LAS VEGAS -- Planet Hollywood's $635 million bid to buy the Aladdin won't be the only offer a federal court considers for the bankrupt megaresort, a prospective bidder said Monday.

Financial Capital Investment Co.'s Richard Alter said his group of entirely U.S.-based investors plans a bid for the Aladdin that would top the Planet Hollywood group's offer to spend $90 million to refurbish the property.

Financial Capital Investment Co., is a Los Angeles-based investment group that earlier floated an offer for the $1.05 billion resort that was passed up by creditors in favor of the Planet Hollywood bid, informed sources said.

"We want to appeal to middle-American gamblers who like to play slots," Alter said of his group's plans to open an Asian-themed casino named ASIA.

"There's demand for an Asian theme for U.S. citizens without the opportunity to go to Asia," he said.

Alter believes his bid and Planet Hollywood's will be the only two offers U.S. Bankruptcy Judge Clive Jones will consider during the Aladdin's planned auction.

Planet Hollywood's bid includes $90 million in cash contributed by Starwood Hotels and Resorts Worldwide, Bay Harbour Management and Planet Hollywood Chairman Robert Earl. The group will use the money to rename, retheme and fix the megaresort.

The Planet Hollywood bid also includes $510 million in refinanced Aladdin secured debt and $35 million from the Aladdin's power supplier, Northwind Aladdin.

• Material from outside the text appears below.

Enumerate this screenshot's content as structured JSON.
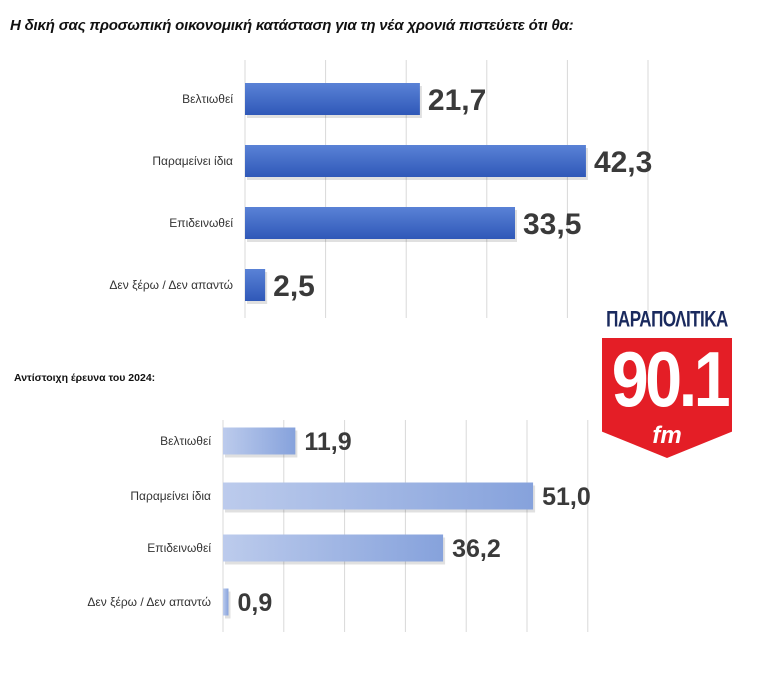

Asked how much more his group would offer than the Planet Hollywood bid, Alter wouldn't say, calling it a competitive disadvantage to reveal details too early.

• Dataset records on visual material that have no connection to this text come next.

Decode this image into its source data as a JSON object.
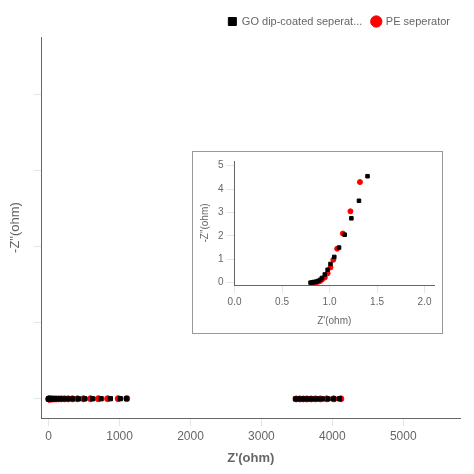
{
  "chart_data": [
    {
      "type": "scatter",
      "xlabel": "Z'(ohm)",
      "ylabel": "-Z\"(ohm)",
      "xlim": [
        -100,
        5800
      ],
      "ylim": [
        -500,
        9500
      ],
      "xticks": [
        0,
        1000,
        2000,
        3000,
        4000,
        5000
      ],
      "yticks": [
        0,
        2000,
        4000,
        6000,
        8000
      ],
      "tick_labels": "x",
      "grid": false,
      "legend": "upper right",
      "series": [
        {
          "name": "GO dip-coated seperat...",
          "color": "black",
          "marker": "square",
          "x": [
            0,
            2,
            4,
            7,
            10,
            15,
            22,
            32,
            47,
            65,
            90,
            125,
            165,
            215,
            270,
            340,
            420,
            510,
            620,
            740,
            870,
            1010,
            1100,
            3480,
            3540,
            3600,
            3660,
            3720,
            3790,
            3860,
            3940,
            4020,
            4100
          ],
          "values": [
            0,
            0.02,
            0.05,
            0.09,
            0.15,
            0.22,
            0.32,
            0.47,
            0.65,
            0.88,
            1.15,
            1.5,
            1.9,
            2.35,
            2.8,
            3.3,
            3.8,
            4.35,
            4.95,
            5.65,
            6.4,
            7.2,
            8.1,
            0.05,
            0.08,
            0.13,
            0.22,
            0.4,
            0.75,
            1.3,
            1.95,
            3.0,
            4.55
          ]
        },
        {
          "name": "PE seperator",
          "color": "red",
          "marker": "circle",
          "x": [
            0,
            1,
            3,
            5,
            8,
            12,
            18,
            27,
            40,
            57,
            78,
            105,
            138,
            177,
            222,
            275,
            335,
            405,
            490,
            590,
            700,
            830,
            980,
            1100,
            3490,
            3540,
            3590,
            3640,
            3700,
            3760,
            3830,
            3920,
            4020,
            4120
          ],
          "values": [
            0,
            0.02,
            0.04,
            0.07,
            0.12,
            0.18,
            0.27,
            0.4,
            0.57,
            0.78,
            1.02,
            1.32,
            1.67,
            2.05,
            2.48,
            2.98,
            3.52,
            4.1,
            4.75,
            5.5,
            6.35,
            7.3,
            8.4,
            9.6,
            0.04,
            0.07,
            0.12,
            0.22,
            0.4,
            0.75,
            1.25,
            2.0,
            3.1,
            4.3
          ]
        }
      ]
    },
    {
      "type": "scatter",
      "xlabel": "Z'(ohm)",
      "ylabel": "-Z\"(ohm)",
      "xlim": [
        0.0,
        2.1
      ],
      "ylim": [
        -0.1,
        5.2
      ],
      "xticks": [
        {
          "value": 0,
          "label": "0.0"
        },
        {
          "value": 0.5,
          "label": "0.5"
        },
        {
          "value": 1,
          "label": "1.0"
        },
        {
          "value": 1.5,
          "label": "1.5"
        },
        {
          "value": 2,
          "label": "2.0"
        }
      ],
      "yticks": [
        0,
        1,
        2,
        3,
        4,
        5
      ],
      "grid": false,
      "series": [
        {
          "color": "black",
          "marker": "square",
          "x": [
            0.8,
            0.82,
            0.84,
            0.86,
            0.88,
            0.9,
            0.92,
            0.95,
            0.98,
            1.01,
            1.05,
            1.1,
            1.16,
            1.23,
            1.31,
            1.4
          ],
          "values": [
            0.0,
            0.01,
            0.02,
            0.04,
            0.07,
            0.12,
            0.2,
            0.35,
            0.55,
            0.8,
            1.1,
            1.5,
            2.05,
            2.75,
            3.5,
            4.55
          ]
        },
        {
          "color": "red",
          "marker": "circle",
          "x": [
            0.82,
            0.84,
            0.86,
            0.88,
            0.9,
            0.92,
            0.95,
            0.98,
            1.01,
            1.04,
            1.08,
            1.14,
            1.22,
            1.32
          ],
          "values": [
            0.0,
            0.01,
            0.02,
            0.04,
            0.07,
            0.13,
            0.22,
            0.4,
            0.65,
            0.98,
            1.45,
            2.1,
            3.05,
            4.3
          ]
        }
      ]
    }
  ]
}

Money would be spent to raze the Aladdin's Theater for the Performing Arts and replace it with an improved entrance.

The decision by Aladdin developers to keep the theater in the center of the megaresort has been called the key to the property's flawed design.

"You have to take a big gulp to tear the theater down, but we're going to do it," Alter said. "Then you can have a glorious entrance."

Financial Capital Investment has already lined up a Nevada-licensed casino operator to run the property if its bid is successful, he said, declining to name the operator.

Earl said Monday his group is confident their bid will win the bankrupt property.

"I expect that during the next six weeks' process there will be other bids," Earl said. "Some will be serious and some will be foolhardy. We think the bank group, all 35 of them, is very happy with our bid."

The $510 million in refinanced secured Aladdin debt and the $35 million Northwind contribution could be included as a component in any bid.

Judge Jones is scheduled May 7 to decide whether to approve the Aladdin's proposed sales plan, including selection of the Planet Hollywood offer as the "stalking horse," or preferred bid.

Bankruptcy courts routinely award stalking horse bids with several advantages to compensate for the tactical disadvantage of revealing an offer early.

Aladdin bosses are asking the U.S. Bankruptcy Court to require qualified bids for the property to beat the Planet Hollywood offer by at least $17.5 million.

If the court receives a qualified higher offer, Jones would then conduct an auction, 45 days after setting the sales procedure.